“You’re sure of that, are you?” she inquired. “It’s not the size of a police dog or a mastiff?”
“Not unless it’s grown considerably since I saw it,” I assured her.
“Then,” she said, “I fancy things at Will Hartford’s are in a very bad way. We’d better go there, Lizzie.”
“Do you think that Emmie’s going to die, Tish?”
“I do, indeed,” said Tish dryly. “At eighty or ninety, if I can restrain myself so long, she will pass on. But Will Hartford is in a bad way. And so, I should judge,” she added cryptically, “is the Pekingese dog.”
We left two days later to see Emmie. It suited none of us to go. It was almost time for the annual meeting at the church, where we invariably serve the supper. Also Aggie was having an early attack of hay fever, which the dust of the motor trip did nothing to allay. All in all, only a strong sense of duty took us, a genuine spirit of self-sacrifice; and when I think of that last evening there, with the house full of doctors and policemen, I cannot restrain a certain sense of bitterness.

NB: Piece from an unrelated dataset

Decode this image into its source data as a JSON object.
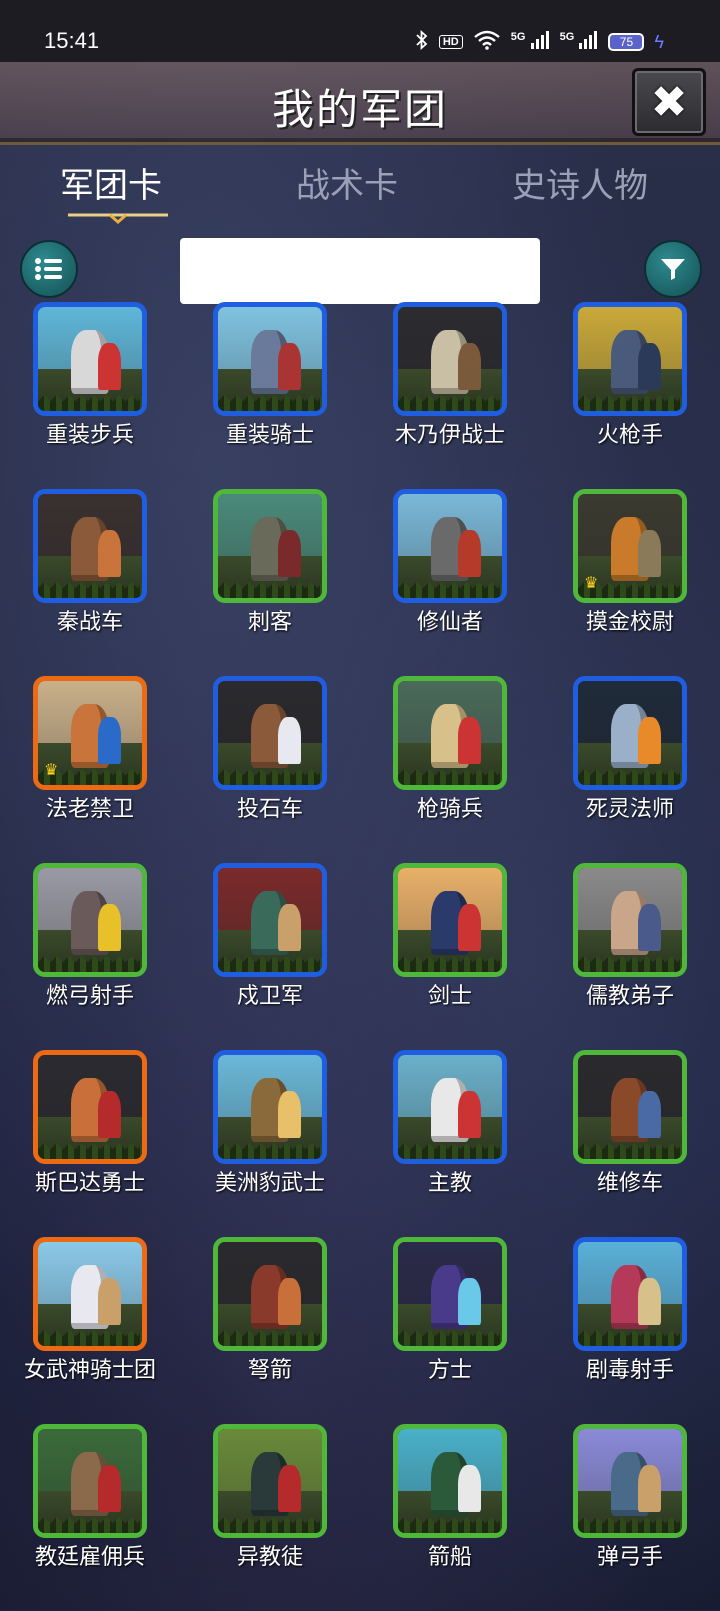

We acted entirely for the best. If the results were not what we anticipated, surely the fault is not ours. And how true, indeed, are these lines, secured only the other day by Tish through the medium of automatic writing:
There swims no goose so gray but soon or late
She finds some honest gander for her mate.
It was the night before our departure that Tish and I sat together for advice on the situation, Aggie definitely refusing to join us.